別の日。
午後の稽古まで少し時間があるある日。
講堂の奥で、舞台セットの製作が静かに、しかし確実に進んでいた。
チャリティーイベントという趣旨のもと、いくつかの劇団から美術スタッフの応援がきていたが、スケジュールはかなりタイト。俳優陣もできることをできるだけ協力することになっていた。
「ノア、そっちのフレーム、あと3センチ奥に寄せて。…違う、そっちじゃなくて逆!」
「逆って言われても俺、どっちから見た逆か分からんのよ!」
「もう、これだから直感型は!」
ケビンの手が思わず早くなる。
そのすぐ横では、マイケルが脚立に乗って、照明器具のコードを束ねていた。
「マイケル、コードまとめるの上手いじゃん」
「歌劇団時代にステージ組んでたからね。ライト落ちてくるのが一番怖いのよ」
「あー、想像つくわ」
そう言っていたケビンが、ふと視線を横にやると…
「…え?」
セット中央で、テリィが一人、舞台奥の扉を仮設していた。
その手つきがあまりにも無駄がなく、ロープを固定するにも、工具を使うにも一切の迷いがない。

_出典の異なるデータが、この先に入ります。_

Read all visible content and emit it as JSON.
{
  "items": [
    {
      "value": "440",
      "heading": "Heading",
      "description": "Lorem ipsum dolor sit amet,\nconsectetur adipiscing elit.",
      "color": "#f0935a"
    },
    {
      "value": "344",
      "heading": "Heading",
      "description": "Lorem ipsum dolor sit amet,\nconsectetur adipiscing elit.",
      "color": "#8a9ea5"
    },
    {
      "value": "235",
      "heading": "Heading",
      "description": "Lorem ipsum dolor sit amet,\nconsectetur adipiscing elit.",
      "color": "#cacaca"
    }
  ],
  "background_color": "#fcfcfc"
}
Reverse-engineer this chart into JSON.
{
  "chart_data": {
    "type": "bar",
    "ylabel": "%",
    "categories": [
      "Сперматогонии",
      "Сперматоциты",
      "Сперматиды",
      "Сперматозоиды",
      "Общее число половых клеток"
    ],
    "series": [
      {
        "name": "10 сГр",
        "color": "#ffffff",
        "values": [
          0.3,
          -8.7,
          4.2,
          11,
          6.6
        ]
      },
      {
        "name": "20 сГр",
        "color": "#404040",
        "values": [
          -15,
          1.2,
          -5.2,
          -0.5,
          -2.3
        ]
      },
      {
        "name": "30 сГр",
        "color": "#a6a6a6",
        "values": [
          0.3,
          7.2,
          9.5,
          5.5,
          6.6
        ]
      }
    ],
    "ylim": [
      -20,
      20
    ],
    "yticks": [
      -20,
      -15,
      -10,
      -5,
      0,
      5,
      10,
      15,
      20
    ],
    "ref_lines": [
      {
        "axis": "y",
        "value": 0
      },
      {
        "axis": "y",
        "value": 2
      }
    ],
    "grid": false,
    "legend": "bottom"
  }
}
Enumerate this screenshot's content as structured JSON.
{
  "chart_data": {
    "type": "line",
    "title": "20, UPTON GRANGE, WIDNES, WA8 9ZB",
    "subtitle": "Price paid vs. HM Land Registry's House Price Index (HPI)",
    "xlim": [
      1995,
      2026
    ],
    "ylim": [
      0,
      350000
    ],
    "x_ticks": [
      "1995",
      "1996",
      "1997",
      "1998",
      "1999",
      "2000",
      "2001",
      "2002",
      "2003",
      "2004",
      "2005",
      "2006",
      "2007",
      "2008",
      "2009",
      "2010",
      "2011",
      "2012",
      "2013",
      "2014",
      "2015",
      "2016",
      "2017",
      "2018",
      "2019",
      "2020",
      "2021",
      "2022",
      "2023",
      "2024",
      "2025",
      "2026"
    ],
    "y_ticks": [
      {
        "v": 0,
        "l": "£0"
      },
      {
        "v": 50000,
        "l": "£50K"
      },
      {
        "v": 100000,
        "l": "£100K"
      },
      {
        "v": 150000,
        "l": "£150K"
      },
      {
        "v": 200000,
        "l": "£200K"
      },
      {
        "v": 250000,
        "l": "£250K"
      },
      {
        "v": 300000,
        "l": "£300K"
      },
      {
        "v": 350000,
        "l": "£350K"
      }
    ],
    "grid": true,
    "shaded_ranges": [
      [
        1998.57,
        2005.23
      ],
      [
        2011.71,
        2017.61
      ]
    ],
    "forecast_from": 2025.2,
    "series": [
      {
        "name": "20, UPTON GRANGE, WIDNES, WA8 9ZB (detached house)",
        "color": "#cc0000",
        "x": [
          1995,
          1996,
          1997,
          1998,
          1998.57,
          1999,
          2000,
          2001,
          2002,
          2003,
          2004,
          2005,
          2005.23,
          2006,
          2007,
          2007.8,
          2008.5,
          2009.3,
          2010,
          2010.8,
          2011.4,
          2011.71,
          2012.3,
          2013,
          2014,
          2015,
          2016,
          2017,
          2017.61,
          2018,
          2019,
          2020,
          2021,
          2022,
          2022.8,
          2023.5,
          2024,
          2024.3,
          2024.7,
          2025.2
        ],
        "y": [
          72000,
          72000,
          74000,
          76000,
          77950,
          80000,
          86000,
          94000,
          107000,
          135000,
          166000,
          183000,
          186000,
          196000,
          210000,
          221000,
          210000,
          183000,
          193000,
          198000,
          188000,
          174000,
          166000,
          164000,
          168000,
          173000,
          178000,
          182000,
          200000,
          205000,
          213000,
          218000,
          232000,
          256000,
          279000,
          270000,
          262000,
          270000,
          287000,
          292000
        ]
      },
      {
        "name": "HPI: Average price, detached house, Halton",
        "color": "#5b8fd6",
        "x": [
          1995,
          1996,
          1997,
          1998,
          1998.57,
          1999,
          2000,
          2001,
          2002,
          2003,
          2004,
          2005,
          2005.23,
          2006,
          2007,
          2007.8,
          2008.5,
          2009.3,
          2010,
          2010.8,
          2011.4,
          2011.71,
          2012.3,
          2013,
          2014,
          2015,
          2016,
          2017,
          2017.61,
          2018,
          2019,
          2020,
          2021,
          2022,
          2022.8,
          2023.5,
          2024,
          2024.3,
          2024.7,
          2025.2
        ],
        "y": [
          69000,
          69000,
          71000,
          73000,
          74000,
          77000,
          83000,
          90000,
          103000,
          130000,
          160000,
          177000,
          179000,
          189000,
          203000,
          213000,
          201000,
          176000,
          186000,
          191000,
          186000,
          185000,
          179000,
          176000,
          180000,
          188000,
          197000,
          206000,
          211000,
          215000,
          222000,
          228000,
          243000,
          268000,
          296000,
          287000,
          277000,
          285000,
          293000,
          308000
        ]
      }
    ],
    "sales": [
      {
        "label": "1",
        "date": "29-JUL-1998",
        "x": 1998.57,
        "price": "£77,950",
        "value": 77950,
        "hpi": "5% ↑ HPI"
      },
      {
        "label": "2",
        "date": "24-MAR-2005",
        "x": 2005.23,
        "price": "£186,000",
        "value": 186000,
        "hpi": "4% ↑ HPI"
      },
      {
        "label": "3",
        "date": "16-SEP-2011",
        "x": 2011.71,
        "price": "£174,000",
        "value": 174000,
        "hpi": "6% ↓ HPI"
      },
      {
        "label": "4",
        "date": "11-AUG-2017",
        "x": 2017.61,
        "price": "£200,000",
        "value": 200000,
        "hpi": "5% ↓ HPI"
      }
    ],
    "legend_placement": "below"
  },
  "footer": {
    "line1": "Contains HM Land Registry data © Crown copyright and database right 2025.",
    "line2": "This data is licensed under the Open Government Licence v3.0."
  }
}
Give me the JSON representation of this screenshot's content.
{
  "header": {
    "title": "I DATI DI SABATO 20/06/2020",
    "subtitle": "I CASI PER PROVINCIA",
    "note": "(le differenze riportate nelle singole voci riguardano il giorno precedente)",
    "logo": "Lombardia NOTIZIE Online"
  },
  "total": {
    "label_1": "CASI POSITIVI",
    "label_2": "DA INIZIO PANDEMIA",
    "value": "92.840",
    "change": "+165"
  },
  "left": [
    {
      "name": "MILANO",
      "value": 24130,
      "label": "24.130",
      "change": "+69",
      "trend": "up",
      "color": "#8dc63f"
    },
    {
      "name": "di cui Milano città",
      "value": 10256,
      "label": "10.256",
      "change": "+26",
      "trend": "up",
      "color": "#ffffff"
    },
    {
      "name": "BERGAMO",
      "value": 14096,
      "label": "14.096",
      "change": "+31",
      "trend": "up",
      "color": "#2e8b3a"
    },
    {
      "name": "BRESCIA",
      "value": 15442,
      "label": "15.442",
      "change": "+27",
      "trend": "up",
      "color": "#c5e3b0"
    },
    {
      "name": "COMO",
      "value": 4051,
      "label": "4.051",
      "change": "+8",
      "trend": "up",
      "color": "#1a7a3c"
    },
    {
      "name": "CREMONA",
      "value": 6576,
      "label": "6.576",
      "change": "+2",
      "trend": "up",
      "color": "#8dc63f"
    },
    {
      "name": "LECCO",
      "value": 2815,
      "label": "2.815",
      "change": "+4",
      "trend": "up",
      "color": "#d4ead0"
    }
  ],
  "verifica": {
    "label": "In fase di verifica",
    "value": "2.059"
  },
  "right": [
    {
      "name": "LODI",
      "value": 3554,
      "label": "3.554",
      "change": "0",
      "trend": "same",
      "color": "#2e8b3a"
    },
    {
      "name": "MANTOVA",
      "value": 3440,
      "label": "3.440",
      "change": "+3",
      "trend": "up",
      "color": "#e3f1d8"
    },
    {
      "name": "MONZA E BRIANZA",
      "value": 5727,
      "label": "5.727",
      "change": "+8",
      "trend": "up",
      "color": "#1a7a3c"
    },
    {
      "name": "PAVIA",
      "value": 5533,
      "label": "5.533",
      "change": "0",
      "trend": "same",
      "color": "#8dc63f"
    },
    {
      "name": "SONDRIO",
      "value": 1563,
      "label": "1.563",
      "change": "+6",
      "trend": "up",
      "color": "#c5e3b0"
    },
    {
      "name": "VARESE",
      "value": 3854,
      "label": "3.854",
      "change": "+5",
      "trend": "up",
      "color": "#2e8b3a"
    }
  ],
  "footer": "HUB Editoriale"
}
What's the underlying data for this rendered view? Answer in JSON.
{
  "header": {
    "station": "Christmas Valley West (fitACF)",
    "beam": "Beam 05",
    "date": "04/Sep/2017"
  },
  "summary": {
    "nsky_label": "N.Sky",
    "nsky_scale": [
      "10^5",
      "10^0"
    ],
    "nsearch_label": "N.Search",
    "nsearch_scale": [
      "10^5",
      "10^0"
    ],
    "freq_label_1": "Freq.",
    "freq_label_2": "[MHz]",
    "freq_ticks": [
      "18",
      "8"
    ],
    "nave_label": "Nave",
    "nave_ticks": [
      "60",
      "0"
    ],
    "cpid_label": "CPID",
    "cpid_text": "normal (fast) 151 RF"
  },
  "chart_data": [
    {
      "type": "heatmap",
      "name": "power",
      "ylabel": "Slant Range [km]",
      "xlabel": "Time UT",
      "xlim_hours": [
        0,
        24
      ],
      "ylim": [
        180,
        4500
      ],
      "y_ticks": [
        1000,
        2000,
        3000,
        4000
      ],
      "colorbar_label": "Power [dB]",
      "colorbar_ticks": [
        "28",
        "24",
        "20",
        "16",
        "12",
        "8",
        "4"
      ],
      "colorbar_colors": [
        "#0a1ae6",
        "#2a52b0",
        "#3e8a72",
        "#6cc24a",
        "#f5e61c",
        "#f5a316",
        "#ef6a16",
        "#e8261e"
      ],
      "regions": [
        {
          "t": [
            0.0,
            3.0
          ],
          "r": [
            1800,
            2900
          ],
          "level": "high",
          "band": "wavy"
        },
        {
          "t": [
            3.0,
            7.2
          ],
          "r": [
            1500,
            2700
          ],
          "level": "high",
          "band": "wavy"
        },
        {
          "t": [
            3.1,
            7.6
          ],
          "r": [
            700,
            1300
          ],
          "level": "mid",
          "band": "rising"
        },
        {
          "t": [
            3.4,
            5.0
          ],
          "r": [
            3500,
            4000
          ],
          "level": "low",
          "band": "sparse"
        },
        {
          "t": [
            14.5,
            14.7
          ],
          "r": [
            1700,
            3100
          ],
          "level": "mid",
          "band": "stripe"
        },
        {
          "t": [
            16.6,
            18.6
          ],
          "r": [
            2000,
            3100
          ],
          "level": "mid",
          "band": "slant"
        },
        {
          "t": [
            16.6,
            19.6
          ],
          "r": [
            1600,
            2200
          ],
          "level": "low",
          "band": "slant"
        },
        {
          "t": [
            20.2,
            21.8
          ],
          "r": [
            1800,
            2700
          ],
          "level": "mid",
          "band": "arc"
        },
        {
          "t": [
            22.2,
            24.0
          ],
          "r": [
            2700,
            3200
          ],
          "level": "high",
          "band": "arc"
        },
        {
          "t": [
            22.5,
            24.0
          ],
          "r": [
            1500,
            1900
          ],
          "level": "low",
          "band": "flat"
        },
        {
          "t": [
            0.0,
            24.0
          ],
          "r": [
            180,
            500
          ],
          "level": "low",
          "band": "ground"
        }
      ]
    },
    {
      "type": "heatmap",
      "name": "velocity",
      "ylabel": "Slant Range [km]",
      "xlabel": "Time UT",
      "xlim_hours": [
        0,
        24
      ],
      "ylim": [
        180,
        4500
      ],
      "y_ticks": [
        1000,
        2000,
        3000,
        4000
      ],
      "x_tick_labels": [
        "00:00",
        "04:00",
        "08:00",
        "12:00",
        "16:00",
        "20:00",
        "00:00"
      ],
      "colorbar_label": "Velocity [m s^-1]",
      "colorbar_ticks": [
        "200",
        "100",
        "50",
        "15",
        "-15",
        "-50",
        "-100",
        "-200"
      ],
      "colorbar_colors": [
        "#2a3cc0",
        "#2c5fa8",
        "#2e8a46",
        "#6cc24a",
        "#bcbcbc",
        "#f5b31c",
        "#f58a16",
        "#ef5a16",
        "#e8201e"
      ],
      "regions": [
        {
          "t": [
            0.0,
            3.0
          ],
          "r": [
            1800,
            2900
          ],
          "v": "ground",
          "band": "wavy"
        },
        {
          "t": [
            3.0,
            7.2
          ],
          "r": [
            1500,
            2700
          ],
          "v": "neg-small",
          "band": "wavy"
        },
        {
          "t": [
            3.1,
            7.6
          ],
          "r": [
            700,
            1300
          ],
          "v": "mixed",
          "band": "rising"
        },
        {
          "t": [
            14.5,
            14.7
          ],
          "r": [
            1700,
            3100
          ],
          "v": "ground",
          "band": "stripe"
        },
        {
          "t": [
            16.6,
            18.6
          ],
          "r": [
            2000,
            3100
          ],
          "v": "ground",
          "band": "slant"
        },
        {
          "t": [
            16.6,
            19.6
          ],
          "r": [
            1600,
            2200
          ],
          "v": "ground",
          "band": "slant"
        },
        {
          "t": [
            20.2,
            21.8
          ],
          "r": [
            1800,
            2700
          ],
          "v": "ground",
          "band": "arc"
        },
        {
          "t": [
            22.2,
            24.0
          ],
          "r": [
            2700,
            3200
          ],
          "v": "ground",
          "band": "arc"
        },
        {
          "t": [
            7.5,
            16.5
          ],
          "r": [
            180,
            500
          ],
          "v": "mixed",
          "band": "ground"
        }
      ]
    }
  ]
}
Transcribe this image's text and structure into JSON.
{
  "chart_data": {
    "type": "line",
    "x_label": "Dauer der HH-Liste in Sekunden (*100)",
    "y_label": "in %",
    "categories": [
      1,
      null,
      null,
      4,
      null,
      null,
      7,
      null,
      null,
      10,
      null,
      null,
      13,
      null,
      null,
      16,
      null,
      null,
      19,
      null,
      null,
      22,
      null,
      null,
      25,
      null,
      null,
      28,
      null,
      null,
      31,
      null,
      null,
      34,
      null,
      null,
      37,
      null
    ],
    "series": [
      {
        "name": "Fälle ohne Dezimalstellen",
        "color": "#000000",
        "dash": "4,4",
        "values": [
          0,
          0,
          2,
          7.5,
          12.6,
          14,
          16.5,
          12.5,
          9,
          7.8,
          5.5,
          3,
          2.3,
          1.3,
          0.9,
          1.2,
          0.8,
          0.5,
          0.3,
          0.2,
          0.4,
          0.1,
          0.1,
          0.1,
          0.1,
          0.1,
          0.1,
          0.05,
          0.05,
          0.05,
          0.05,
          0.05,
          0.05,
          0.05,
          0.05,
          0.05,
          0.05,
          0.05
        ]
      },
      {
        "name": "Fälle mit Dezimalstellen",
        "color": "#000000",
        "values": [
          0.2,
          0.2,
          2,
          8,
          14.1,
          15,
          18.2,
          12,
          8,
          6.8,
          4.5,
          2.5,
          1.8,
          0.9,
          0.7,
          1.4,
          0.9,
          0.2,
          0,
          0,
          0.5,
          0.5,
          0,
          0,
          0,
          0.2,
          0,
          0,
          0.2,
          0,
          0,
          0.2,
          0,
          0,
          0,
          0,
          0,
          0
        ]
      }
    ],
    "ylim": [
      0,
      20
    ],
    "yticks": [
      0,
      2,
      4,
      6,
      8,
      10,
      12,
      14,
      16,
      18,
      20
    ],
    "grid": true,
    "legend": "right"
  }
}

美術スタッフと軽く会話を交わしながら、重たいセットを軽々と持ち上げては仮置きし、水平を一発で取って固定していく。
「あいつ…めっちゃ慣れてない?」
「だってテリュースは、再入団してから下積みで1年裏方やってたんだよ?それこそなんでもやってたらしいよ」
「どうりで工具に強いわけだ。俺より使いこなしてんじゃん」
「っていうか、道具の名前も用途も全部知ってるっぽい。いま『そっちのフットライト、ケーブル巻く前にコンセントチェックして』って、美術スタッフさんに指示してたし」
「まるで演出助手だな」
その一方で、離れた場所で静かに釘を打っていたアシュトンが、ちらりとテリィの動きに目をやっていた。
「意外だな。演技だけじゃないのか、あいつは」
「テリュースはそういうやつらしいよ」
後ろから声をかけたのはライナスだった。
彼は手にした手袋を器用に外し、まるで稽古の合間のような涼しい顔で微笑んだ。
「表も裏も熟知している人間は、舞台全体が見えている。だからこそ、演技にも厚みが出る。僕は、そういう俳優は嫌いじゃないな」
言いながら、ライナスは壁の背景画を軽く整えてから、手をふき取った。
彼はどこまでも優雅に作業をこなしていた。
そのころ、ノアはというと。
バケツに入ったペンキを危うく蹴りかけ、美術スタッフに止められていた。
「ちょ、わっ、ごめんなさいっ! いやほんと、足元にあるの気づかなくて!」
「ノア、それ5回目だぞ」
「俺、舞台じゃ映えるけど裏方向いてないのかも〜」
「映えてると思ってんのがすごいな」
ケビンが小さくツッコミを入れたとき、後ろからテリィがすっとやってきて、ペンキの位置を変え、ロープで足元に結界のようなラインを引いた。
「これで蹴らずにすむ。たぶん」
「おおー! すご、そういうこともやるんだ!」
「…いや、“また”やるだろうから先回りしてるんだと思う」
そんなふうにして、俳優たちの手によるセット作業は、冗談を交えつつも、確実に前進していった。
舞台を作るのはスタッフだけではない。
自分たちの芝居を、届けるための場所に、自らの手をかけていく。
それは、役者としての自覚と責任、そして誇りを育てる時間だった。